Rivages oubliés, Gebran Saad (par Didier Ayres)
Rivages oubliés, Gebran Saad, éditions Lanskine, mai 2019, trad. arabe, Antoine Jockey, 48 pages, 13 €
Le poème spirituel
Je commence avec ces lignes la traversée de plusieurs lectures, à travers trois livres qui ont pris place récemment chez l’éditrice nantaise et parisienne Lanskine. Et, avec beaucoup de bonheur, je découvre la poésie de l’auteur syrien Gebran Saad, traduit de l’arabe par Antoine Jockey. C’est heureux en effet car ce recueil, petit dans son volume, ouvre de larges portes à ce qui fonde pour moi la poésie, c’est-à-dire, l’abandon, et ici plus précisément, l’exil. Et particulièrement, la combinaison d’un exil et d’une conscience spirituelle où se manifeste l’aspect douloureux que le poète et l’homme de foi nouent avec l’état d’exilé, appartenant de gré ou de force à deux situations géographiques, à la double douleur de son ici et maintenant. Cette expatriation due à la guerre, guerre complexe et fratricide, gît dans le cœur du poète comme une blessure intérieure. Mais pas d’images de presse, juste l’expression de la valeur du langage à l’intérieur de la complexité d’une foi, d’une espérance sombre.
Dès le premier poème on est saisi à la fois par la force de vie de l’expatrié, refugié en Suède à l’heure actuelle, et une spiritualité, une croyance qui n’hésite pas à faire de la douleur une forme de recherche du pardon. Par un hasard tout à fait factuel, je voyais il y a peu le film Sebastiane de Derek Jarman. Au-delà de la part plastique et érotique liée au martyre du saint, son supplice inspire beaucoup le cinéaste, qui cherche à expliquer comment souffrir rapproche de Dieu, de ce Dieu qui a lui-même souffert sur la Croix. C’est cette idée centrale qui est commune aux deux œuvres à l’esthétique différente. Ce recueil nous propose ainsi de réfléchir sur les limites de la conscience humaine, à son salut, fût-il mystique, le tout attaché profondément à l’amour de l’âme, l’âme personnelle, l’âme d’un peuple, l’âme d’une famille souffrante au milieu de la guerre :
Toutes mes connaissances sont parties :
Les sonneries des maisons
Les poignées de porte
Les mains qui tiraient
Le rideau du brouillard
Pour louer Dieu
Et la beauté de la lune de Damas
En octobre,
Tous sont partis
Cette déploration chrétienne de la guerre et de ce pays brûlé, si je puis dire, est décrite avec une grande intelligence.

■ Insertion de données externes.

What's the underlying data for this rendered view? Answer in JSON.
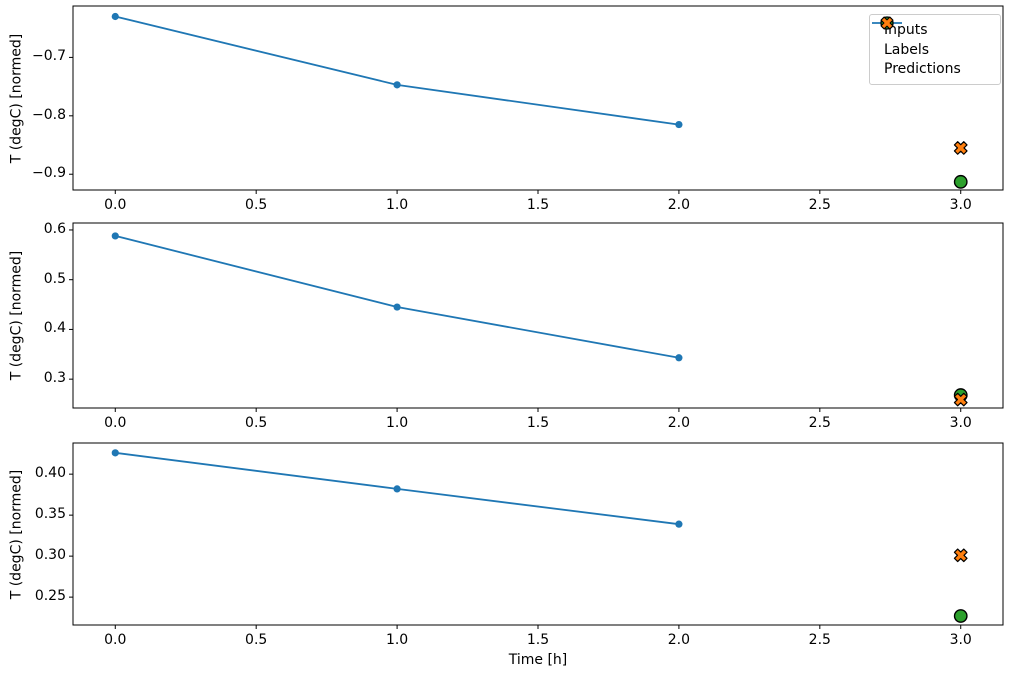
{
  "figure": {
    "background": "#ffffff",
    "xlabel": "Time [h]"
  },
  "colors": {
    "inputs": "#1f77b4",
    "labels": "#2ca02c",
    "predictions": "#ff7f0e",
    "marker_edge": "#000000",
    "spine": "#000000",
    "legend_border": "#cccccc"
  },
  "legend": {
    "position": "upper right",
    "entries": [
      {
        "label": "Inputs",
        "marker": "line-dot",
        "color": "#1f77b4"
      },
      {
        "label": "Labels",
        "marker": "circle",
        "color": "#2ca02c",
        "edge": "#000000"
      },
      {
        "label": "Predictions",
        "marker": "x-thick",
        "color": "#ff7f0e",
        "edge": "#000000"
      }
    ]
  },
  "chart_data": [
    {
      "type": "line",
      "title": "",
      "xlabel": "",
      "ylabel": "T (degC) [normed]",
      "grid": false,
      "legend_visible": true,
      "xlim": [
        -0.15,
        3.15
      ],
      "ylim": [
        -0.927,
        -0.612
      ],
      "xtick_values": [
        0.0,
        0.5,
        1.0,
        1.5,
        2.0,
        2.5,
        3.0
      ],
      "xtick_labels": [
        "0.0",
        "0.5",
        "1.0",
        "1.5",
        "2.0",
        "2.5",
        "3.0"
      ],
      "ytick_values": [
        -0.7,
        -0.8,
        -0.9
      ],
      "ytick_labels": [
        "−0.7",
        "−0.8",
        "−0.9"
      ],
      "series": [
        {
          "name": "Inputs",
          "kind": "line",
          "color": "#1f77b4",
          "x": [
            0.0,
            1.0,
            2.0
          ],
          "y": [
            -0.63,
            -0.747,
            -0.815
          ]
        },
        {
          "name": "Labels",
          "kind": "scatter-circle",
          "color": "#2ca02c",
          "x": [
            3.0
          ],
          "y": [
            -0.913
          ]
        },
        {
          "name": "Predictions",
          "kind": "scatter-x",
          "color": "#ff7f0e",
          "x": [
            3.0
          ],
          "y": [
            -0.855
          ]
        }
      ]
    },
    {
      "type": "line",
      "title": "",
      "xlabel": "",
      "ylabel": "T (degC) [normed]",
      "grid": false,
      "legend_visible": false,
      "xlim": [
        -0.15,
        3.15
      ],
      "ylim": [
        0.242,
        0.614
      ],
      "xtick_values": [
        0.0,
        0.5,
        1.0,
        1.5,
        2.0,
        2.5,
        3.0
      ],
      "xtick_labels": [
        "0.0",
        "0.5",
        "1.0",
        "1.5",
        "2.0",
        "2.5",
        "3.0"
      ],
      "ytick_values": [
        0.6,
        0.5,
        0.4,
        0.3
      ],
      "ytick_labels": [
        "0.6",
        "0.5",
        "0.4",
        "0.3"
      ],
      "series": [
        {
          "name": "Inputs",
          "kind": "line",
          "color": "#1f77b4",
          "x": [
            0.0,
            1.0,
            2.0
          ],
          "y": [
            0.588,
            0.445,
            0.343
          ]
        },
        {
          "name": "Labels",
          "kind": "scatter-circle",
          "color": "#2ca02c",
          "x": [
            3.0
          ],
          "y": [
            0.268
          ]
        },
        {
          "name": "Predictions",
          "kind": "scatter-x",
          "color": "#ff7f0e",
          "x": [
            3.0
          ],
          "y": [
            0.259
          ]
        }
      ]
    },
    {
      "type": "line",
      "title": "",
      "xlabel": "Time [h]",
      "ylabel": "T (degC) [normed]",
      "grid": false,
      "legend_visible": false,
      "xlim": [
        -0.15,
        3.15
      ],
      "ylim": [
        0.216,
        0.438
      ],
      "xtick_values": [
        0.0,
        0.5,
        1.0,
        1.5,
        2.0,
        2.5,
        3.0
      ],
      "xtick_labels": [
        "0.0",
        "0.5",
        "1.0",
        "1.5",
        "2.0",
        "2.5",
        "3.0"
      ],
      "ytick_values": [
        0.4,
        0.35,
        0.3,
        0.25
      ],
      "ytick_labels": [
        "0.40",
        "0.35",
        "0.30",
        "0.25"
      ],
      "series": [
        {
          "name": "Inputs",
          "kind": "line",
          "color": "#1f77b4",
          "x": [
            0.0,
            1.0,
            2.0
          ],
          "y": [
            0.426,
            0.382,
            0.339
          ]
        },
        {
          "name": "Labels",
          "kind": "scatter-circle",
          "color": "#2ca02c",
          "x": [
            3.0
          ],
          "y": [
            0.227
          ]
        },
        {
          "name": "Predictions",
          "kind": "scatter-x",
          "color": "#ff7f0e",
          "x": [
            3.0
          ],
          "y": [
            0.301
          ]
        }
      ]
    }
  ]
}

La guerre y est présente mais in absentia, évitant ainsi un affreux lyrisme des décombres et des destructions. On trouve peu de sang, juste le bruit que fait la guerre au sein d’une âme déchirée – et nullement ce poids malsain parfois des images que nous donnent les médias avides de sensations, adeptes des chocs.
Laisse le voile qui couvre ma tête
Ô chrétien barbu
Et pense à mes lèvres
Et à l’auréole dorée
Qui couronne la tête de Damas,
Dans ce monde
Nous sommes deux Syriens étrangers
Et nos baisers sont
Notre seul messie.
Le livre fait donc état d’une foi qui s’intériorise, d’une foi dans un Messie, messie chrétien à dire vrai, une foi plus généralement dans la puissance de vivre malgré et avec l’exil. On peut aller ainsi sur les travées de la résurrection, une résurrection de la résurrection, comme si nous pouvions revenir nous aussi sur le lac de Tibériade. Et tout cela sans mots superflus, juste au sein d’une sorte de chant dolent, de psaumes profonds et évocateurs. Il reste une impression de lumière triste et de désir rompu, l’image d’un pays sanglant, plein d’hématomes invisibles, un pays livré à une longue pénitence.
Me voici à la fin de cette page d’exploration poétique de ces Rivages oubliés, qui constitue le premier volet autour de l’activité éditoriale des éditions Lanskine, que je reprendrai dès la semaine prochaine dans les colonnes de La Cause, avec un second livre dont j’attends beaucoup.